Galerie Vauclair exhibits at the Musée des Arts décoratifs for L’intime, de la chambre aux réseaux sociaux, from September 15, 2024 to March 30, 2025

In September 2024, this iconic rattan piece will once again be in the spotlight. On September 25, 2024, the big-screen release of the remake of Emmanuelle (1974), gives pride of place to this eponymous armchair that became famous a few centuries earlier. Director Audrey Diwan (winner of the Golden Lion at Venice for her film L’Évènement in 2021) takes on this great classic of erotic cinema, offering the lead role to Noémie Merlant (César for Best Supporting Actor in 2023 for the film L’Innocent).

To mark the occasion, the Musée des Arts Décoratifs (MAD) is also giving pride of place to the “Emmanuelle” armchair in an exhibition entitled De l’Intime de la chambre aux réseaux sociaux, from October 15, 2024. The piece presented at the Musée des Arts Décoratifs is on loan from Galerie Vauclair. This collaboration enables the latter to look back on 30 years of research, and in particular on the exhibition “Le rattin fait son cinéma” (2018), which featured this emblematic armchair.

The expertise of Laurence Vauclair, always accompanied by researchers from the field of art history, had brought to light the forgotten history of this piece, which evolved many times in its form but never in its material. Previously known as the Peacock armchair, because of its elaborate backrest reminiscent of a peacock wheel, it was always favored by women for the sensuality of its weave.

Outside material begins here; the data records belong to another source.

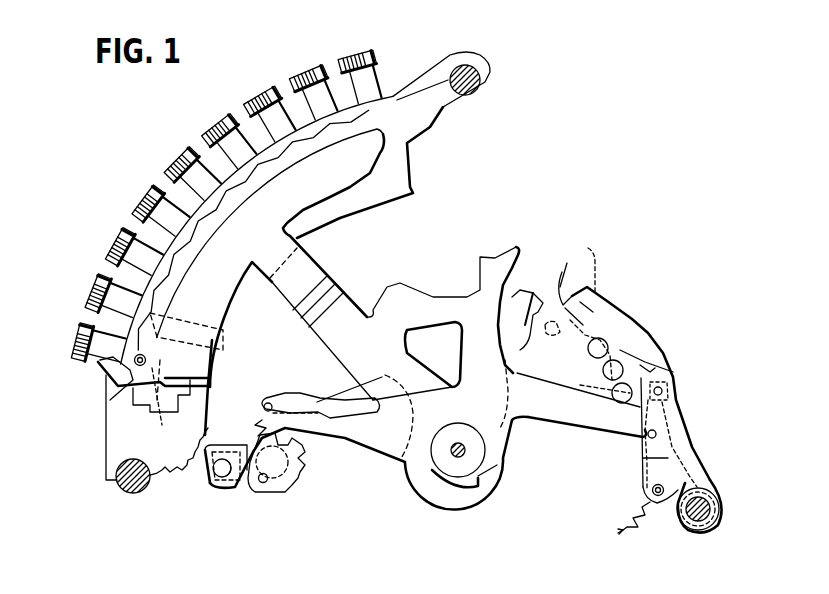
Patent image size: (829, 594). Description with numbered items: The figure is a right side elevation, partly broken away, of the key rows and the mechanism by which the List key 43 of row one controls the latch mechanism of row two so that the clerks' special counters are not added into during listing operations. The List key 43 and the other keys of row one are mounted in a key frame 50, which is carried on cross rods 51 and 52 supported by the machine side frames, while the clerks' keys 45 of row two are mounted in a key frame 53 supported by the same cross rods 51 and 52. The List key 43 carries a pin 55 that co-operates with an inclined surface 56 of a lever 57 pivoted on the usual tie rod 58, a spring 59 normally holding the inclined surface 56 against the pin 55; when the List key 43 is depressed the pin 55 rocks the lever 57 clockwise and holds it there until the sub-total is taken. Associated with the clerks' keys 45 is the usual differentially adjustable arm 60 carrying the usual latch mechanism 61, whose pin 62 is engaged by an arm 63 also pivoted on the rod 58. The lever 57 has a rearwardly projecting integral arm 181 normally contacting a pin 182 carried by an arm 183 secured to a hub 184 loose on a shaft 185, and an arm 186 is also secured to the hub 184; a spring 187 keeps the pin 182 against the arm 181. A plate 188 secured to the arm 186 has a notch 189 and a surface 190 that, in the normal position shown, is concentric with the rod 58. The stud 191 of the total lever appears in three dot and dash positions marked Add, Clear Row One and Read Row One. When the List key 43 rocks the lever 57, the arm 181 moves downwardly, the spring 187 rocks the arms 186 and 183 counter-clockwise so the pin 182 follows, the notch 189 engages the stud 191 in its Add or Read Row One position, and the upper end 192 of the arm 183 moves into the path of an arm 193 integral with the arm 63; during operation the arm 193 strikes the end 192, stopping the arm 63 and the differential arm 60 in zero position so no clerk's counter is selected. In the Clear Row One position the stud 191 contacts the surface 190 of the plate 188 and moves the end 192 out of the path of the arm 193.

The List key 43 is at (70, 353).
The clerks' keys 45 is at (350, 53).
The key frame 50 is at (413, 130).
The cross rod 51 is at (478, 90).
The cross rod 52 is at (140, 490).
The key frame 53 is at (388, 95).
The pin 55 is at (133, 363).
The inclined surface 56 is at (164, 427).
The lever 57 is at (340, 300).
The tie rod 58 is at (465, 457).
The spring 59 is at (262, 420).
The differentially adjustable arm 60 is at (297, 477).
The latch mechanism 61 is at (237, 490).
The pin 62 is at (223, 473).
The arm 63 is at (340, 393).
The arm 181 is at (627, 430).
The pin 182 is at (673, 397).
The arm 183 is at (677, 450).
The hub 184 is at (695, 477).
The shaft 185 is at (712, 517).
The arm 186 is at (693, 467).
The spring 187 is at (647, 520).
The plate 188 is at (660, 353).
The notch 189 is at (673, 370).
The surface 190 is at (574, 281).
The stud 191 is at (592, 370).
The upper end 192 is at (569, 310).
The arm 193 is at (525, 297).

However, this dexterity in rattan work testifies to a high provenance: that of the Pomare dynasty, a Polynesian family that became the royal family of Tahiti at the end of the 18th century. However, it wasn’t until the early 20th century, under the reign of Pomare V, that this armchair became known as the “Pomare” armchair.

Legend has it that His Royal Highness Prince “Hinoi” Teriihinoiatua Teraimateata Pomare (1869-1916) died on his throne, and that in his honor the chair was named, and still is, “Pomare” in Polynesia. As for its news for September 2024, Galerie Vauclair has been invited to design the showroom of Véronèse, a lighting designer, and to exhibit two models for Paris Design Week, which runs from September 5 to 14. From Thursday September 26 until autumn, Laurence and Denis Vauclair-Rouquette will also be presenting a retrospective of the “Emmanuelle” armchair at their gallery in the Paul Bert market at the Puces de Saint-Ouen.